Closed pandafy closed 1 month ago
@pandafy can you double check if this fixes it? https://github.com/openwisp/docker-openwisp/commit/319ff0568b437c0d60d603294853683e76fb0d40, I think the main problem is that the tag used in the Dockerfile dependency was "latest", so the image would always be based on the latest alpine image available, so when a new one is released, builds start failing because the version of packages change.

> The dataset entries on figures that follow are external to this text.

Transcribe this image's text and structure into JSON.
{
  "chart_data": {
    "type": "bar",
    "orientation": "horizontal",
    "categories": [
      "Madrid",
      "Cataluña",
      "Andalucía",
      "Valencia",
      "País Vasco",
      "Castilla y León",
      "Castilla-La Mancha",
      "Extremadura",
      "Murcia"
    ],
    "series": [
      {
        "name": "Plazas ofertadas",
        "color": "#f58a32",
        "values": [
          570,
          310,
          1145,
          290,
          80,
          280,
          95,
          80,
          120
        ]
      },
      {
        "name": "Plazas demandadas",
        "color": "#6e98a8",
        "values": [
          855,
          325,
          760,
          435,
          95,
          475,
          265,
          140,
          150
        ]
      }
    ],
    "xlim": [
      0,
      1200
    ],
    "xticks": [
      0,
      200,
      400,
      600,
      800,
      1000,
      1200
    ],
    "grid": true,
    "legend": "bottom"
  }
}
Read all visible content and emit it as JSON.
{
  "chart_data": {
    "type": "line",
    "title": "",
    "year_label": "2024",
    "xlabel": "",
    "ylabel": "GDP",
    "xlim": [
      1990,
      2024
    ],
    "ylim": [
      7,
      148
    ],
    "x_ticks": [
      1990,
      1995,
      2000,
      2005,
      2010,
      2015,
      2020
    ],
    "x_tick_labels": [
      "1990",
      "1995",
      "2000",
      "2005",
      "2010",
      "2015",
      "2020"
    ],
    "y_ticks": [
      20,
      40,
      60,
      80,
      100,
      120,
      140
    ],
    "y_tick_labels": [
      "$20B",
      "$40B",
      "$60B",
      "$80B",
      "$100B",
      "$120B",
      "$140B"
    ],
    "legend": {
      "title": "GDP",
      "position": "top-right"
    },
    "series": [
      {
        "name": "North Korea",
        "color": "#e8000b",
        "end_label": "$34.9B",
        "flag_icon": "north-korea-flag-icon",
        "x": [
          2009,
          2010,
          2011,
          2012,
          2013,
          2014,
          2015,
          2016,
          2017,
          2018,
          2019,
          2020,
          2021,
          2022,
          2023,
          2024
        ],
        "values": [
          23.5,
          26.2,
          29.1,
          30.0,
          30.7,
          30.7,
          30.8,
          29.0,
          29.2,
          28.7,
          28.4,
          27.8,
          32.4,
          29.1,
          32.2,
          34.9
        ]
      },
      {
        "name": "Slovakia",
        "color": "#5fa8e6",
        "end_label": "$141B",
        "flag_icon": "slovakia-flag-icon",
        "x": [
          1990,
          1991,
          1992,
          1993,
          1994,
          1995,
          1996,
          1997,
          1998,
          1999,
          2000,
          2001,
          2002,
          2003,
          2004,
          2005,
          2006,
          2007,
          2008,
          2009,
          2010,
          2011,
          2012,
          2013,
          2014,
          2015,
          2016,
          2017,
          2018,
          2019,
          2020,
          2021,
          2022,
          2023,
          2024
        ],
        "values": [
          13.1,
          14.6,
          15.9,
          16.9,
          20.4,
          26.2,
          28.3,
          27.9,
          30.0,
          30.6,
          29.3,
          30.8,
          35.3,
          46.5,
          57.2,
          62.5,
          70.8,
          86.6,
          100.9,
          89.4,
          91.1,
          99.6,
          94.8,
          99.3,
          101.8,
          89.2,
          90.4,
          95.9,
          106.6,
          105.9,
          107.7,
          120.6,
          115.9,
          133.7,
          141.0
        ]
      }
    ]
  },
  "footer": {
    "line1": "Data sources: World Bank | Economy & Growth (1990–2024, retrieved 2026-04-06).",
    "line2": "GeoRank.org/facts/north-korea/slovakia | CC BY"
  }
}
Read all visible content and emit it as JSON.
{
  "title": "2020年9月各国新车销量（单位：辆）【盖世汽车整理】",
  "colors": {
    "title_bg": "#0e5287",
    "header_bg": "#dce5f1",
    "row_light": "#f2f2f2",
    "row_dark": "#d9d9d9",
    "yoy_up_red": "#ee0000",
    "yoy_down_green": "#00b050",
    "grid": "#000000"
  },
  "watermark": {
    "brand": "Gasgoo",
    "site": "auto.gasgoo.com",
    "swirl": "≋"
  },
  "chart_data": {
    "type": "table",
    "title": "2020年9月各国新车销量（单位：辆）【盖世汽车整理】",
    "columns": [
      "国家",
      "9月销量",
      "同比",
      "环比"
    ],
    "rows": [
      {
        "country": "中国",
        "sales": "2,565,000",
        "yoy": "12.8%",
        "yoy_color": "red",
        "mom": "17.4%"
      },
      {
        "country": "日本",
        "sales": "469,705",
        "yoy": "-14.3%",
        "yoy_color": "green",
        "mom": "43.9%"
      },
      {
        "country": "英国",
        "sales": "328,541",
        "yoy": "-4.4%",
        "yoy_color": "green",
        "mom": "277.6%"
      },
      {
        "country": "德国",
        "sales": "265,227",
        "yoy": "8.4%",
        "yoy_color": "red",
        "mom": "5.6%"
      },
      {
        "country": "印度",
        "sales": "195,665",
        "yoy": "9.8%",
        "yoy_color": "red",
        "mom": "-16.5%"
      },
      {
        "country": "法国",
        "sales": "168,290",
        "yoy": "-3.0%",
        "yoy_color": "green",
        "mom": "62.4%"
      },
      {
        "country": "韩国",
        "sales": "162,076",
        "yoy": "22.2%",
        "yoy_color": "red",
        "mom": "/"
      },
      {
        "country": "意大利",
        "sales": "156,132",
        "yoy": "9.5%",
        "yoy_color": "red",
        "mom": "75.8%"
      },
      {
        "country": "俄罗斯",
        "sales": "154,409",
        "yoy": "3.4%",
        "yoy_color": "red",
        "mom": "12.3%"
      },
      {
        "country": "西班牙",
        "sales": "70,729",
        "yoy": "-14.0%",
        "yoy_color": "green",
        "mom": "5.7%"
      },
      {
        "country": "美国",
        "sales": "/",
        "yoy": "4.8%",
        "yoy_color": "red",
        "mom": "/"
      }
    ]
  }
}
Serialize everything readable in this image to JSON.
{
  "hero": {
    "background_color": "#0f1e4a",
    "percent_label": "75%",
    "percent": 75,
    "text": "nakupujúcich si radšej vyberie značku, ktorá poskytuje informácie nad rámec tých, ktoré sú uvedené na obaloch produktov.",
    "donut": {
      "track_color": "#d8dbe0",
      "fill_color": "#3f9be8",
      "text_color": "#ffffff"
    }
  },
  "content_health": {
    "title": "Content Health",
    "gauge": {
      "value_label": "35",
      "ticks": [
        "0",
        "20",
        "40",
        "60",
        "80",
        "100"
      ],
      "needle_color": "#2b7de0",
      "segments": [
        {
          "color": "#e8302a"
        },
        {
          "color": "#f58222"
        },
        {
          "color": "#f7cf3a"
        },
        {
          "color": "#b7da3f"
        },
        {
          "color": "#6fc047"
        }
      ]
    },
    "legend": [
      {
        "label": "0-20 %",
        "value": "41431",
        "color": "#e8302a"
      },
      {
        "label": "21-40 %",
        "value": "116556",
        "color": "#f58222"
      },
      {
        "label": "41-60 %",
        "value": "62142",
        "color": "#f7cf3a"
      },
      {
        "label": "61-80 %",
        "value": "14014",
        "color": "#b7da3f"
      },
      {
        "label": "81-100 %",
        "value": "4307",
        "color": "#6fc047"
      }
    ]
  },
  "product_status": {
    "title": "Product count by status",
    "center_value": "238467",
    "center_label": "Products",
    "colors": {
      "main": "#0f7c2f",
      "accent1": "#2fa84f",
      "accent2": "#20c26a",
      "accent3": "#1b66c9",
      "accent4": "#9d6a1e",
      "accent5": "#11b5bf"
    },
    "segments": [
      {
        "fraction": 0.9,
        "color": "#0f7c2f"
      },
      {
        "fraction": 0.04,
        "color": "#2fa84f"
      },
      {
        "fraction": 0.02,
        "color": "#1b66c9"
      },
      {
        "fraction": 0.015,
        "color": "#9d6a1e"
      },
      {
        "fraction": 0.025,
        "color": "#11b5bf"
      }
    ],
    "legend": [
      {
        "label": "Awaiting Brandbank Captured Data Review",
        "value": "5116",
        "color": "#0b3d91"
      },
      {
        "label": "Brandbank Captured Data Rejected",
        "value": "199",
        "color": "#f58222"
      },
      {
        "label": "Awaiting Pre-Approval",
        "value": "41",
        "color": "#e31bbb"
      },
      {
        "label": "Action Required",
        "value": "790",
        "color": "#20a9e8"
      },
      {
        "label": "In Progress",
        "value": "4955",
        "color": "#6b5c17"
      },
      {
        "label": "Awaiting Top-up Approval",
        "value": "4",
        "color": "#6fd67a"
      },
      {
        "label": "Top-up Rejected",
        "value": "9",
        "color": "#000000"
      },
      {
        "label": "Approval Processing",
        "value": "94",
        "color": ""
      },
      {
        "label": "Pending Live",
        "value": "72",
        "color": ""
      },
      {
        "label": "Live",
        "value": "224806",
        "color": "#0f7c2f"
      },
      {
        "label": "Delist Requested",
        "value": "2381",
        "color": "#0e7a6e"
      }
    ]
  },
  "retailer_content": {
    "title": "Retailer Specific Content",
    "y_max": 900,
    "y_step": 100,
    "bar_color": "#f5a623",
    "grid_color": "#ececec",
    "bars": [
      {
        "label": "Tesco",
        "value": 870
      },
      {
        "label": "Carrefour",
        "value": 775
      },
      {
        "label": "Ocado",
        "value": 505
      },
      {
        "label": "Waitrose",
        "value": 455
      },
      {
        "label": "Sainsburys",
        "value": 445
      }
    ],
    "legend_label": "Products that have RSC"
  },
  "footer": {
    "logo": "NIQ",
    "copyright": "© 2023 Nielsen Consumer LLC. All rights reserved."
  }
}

I think the changes in https://github.com/openwisp/docker-openwisp/commit/319ff0568b437c0d60d603294853683e76fb0d40 should solve this bug too. We can close this issue and re-open it later if we see that the CI build starts failing due to a similar reason.
When a package is yanked from alpine it's for security reasons. I am afraid we can't do much about that.
The versions for system dependencies has been pinned in alpine based images. This makes the image build process fail when a package version in removed from the Alpine's package repository. We have to then manually update the dependency version in those images (#247 #250).
Upgrading the dependency version to whatever is available from the package repository defies the purpose of pinning the dependencies in the first place. We will have to find a solution which allows us to keep using the pinned version of the package and does not force us to make changes to our images whenever something is changed in Alpine's package repository.
As a last resort, we can remove version from system dependencies altogether. So, the images will have whatever version available from Alpine's package repositiory.